Noé Duchaufour-Lawrance envahit les espaces de la galerie des Gobelins avec ses toutes dernières oeuvres immaculées et fantomatiques. Superbe.
Imaginez-vous, seul(e), déambulant dans une grande demeure, passant de pièce en pièce, où chacune serait occupée par des meubles recouverts d’un drap blanc. C’est ce voyage que nous propose le jeune designer Noé Duchaufour-Lawrance dans sa Carte blanche de la Galerie des Gobelins. Les dernières créations du designer réalisées avec l’Atelier de Recherche et de Création (ARC) du Mobilier national (collection Transmissions) sont en effet inspirées par l’imagerie collective des silhouettes de meubles fantomatiques recouverts de tissus blancs qui sommeillent à l’abri des grandes maisons.
La structure du mobilier (une table, une chaise et une enfilade) est en chêne, une essence qui rappelle la tradition française de l’ébénisterie, et est agrémentée d’une coque composite en fibre de lin gainée de cuir blanc.

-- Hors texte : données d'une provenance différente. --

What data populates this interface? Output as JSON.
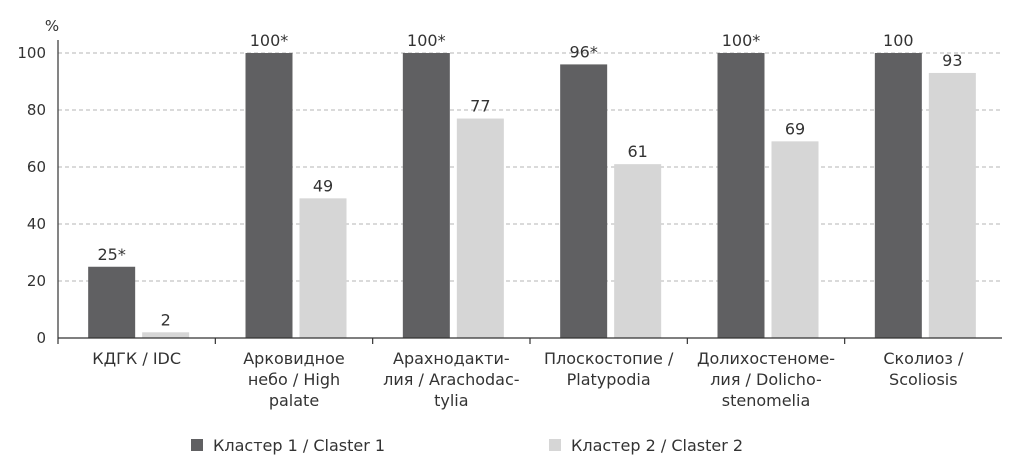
{
  "chart_data": {
    "type": "bar",
    "ylabel": "%",
    "ylim": [
      0,
      100
    ],
    "yticks": [
      0,
      20,
      40,
      60,
      80,
      100
    ],
    "grid": "horizontal-dashed",
    "legend_position": "bottom",
    "categories": [
      [
        "КДГК / IDC"
      ],
      [
        "Арковидное",
        "небо / High",
        "palate"
      ],
      [
        "Арахнодакти-",
        "лия / Arachodac-",
        "tylia"
      ],
      [
        "Плоскостопие /",
        "Platypodia"
      ],
      [
        "Долихостеноме-",
        "лия / Dolicho-",
        "stenomelia"
      ],
      [
        "Сколиоз /",
        "Scoliosis"
      ]
    ],
    "series": [
      {
        "name": "Кластер 1 / Claster 1",
        "color": "#606062",
        "values": [
          25,
          100,
          100,
          96,
          100,
          100
        ],
        "labels": [
          "25*",
          "100*",
          "100*",
          "96*",
          "100*",
          "100"
        ]
      },
      {
        "name": "Кластер 2 / Claster 2",
        "color": "#d6d6d6",
        "values": [
          2,
          49,
          77,
          61,
          69,
          93
        ],
        "labels": [
          "2",
          "49",
          "77",
          "61",
          "69",
          "93"
        ]
      }
    ]
  }
}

La conception de ce projet s’est appuyée sur une double culture, celle du savoir-faire d’ébénisterie d’exception et une approche technologique liée aux matériaux composites. Les parties menuisées de ces deux meubles ont été voulues les plus pures possibles, afin d’accentuer la dualité des formes et de rendre hommage aux techniques d’ébénisterie et de menuiserie les plus perfectionnées. Les formes d’assemblages d’ébénisterie de la chaise et du bureau en pointe de diamant font appels à un lexique technique assez large. Les techniciens d’art ont ainsi exprimé tout leur savoir-faire pour répondre au projet du designer : assemblages en enfourchement, tenons, mortaise, pigeon. Ces techniques et ce travail de coupe du bois se sont répondus avec exigence à chaque étape pour donner naissance à des lignes et des courbes parfaites.

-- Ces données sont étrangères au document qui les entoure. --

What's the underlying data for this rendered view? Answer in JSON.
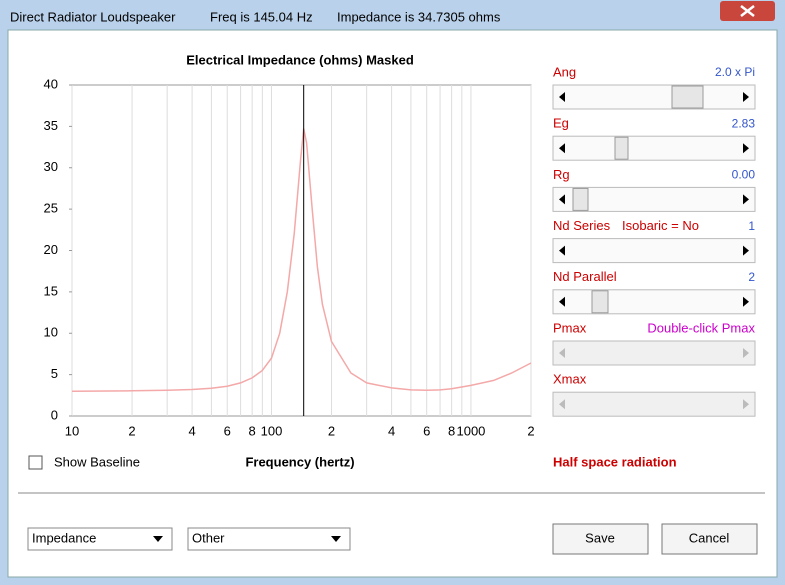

Les coques sont volontairement dissociées des parties en chêne et semblent flotter au-dessus des meubles. La technique d’imprégnation des coques, le RTM light (Résine Transfer Molding), permet un langage formel plus fluide inspiré par la souplesse du tissu. Elles sont partiellement gainées de cuir blanc afin de faire valoir la vibration de la matière naturelle de la fibre de lin. Ce dispositif rappelle le tissu déposé sur les tables dans les maisons passées. Le dialogue entre les matériaux, le bois, le cuir, la coque en fibre de lin permet de révéler et de préserver au mieux la singularité des matériaux et des techniques utilisés.
En déambulant dans le Salon carré, en cheminant entre des fantômes de meubles, on découvre petit à petit les créations de Noé Duchaufour Lawrance. Le jeu de cache-cache qui se présente au spectateur, une scéno- graphie conçue par le designer, met en scène le processus créatif et évoque le parcours sinueux d’une idée vers sa réalisation. Cette Carte blanche permet de rendre visible la poésie de la création d’un designer.
Noé Duchafour-Lawrance, Galerie des Gobelins, Paris.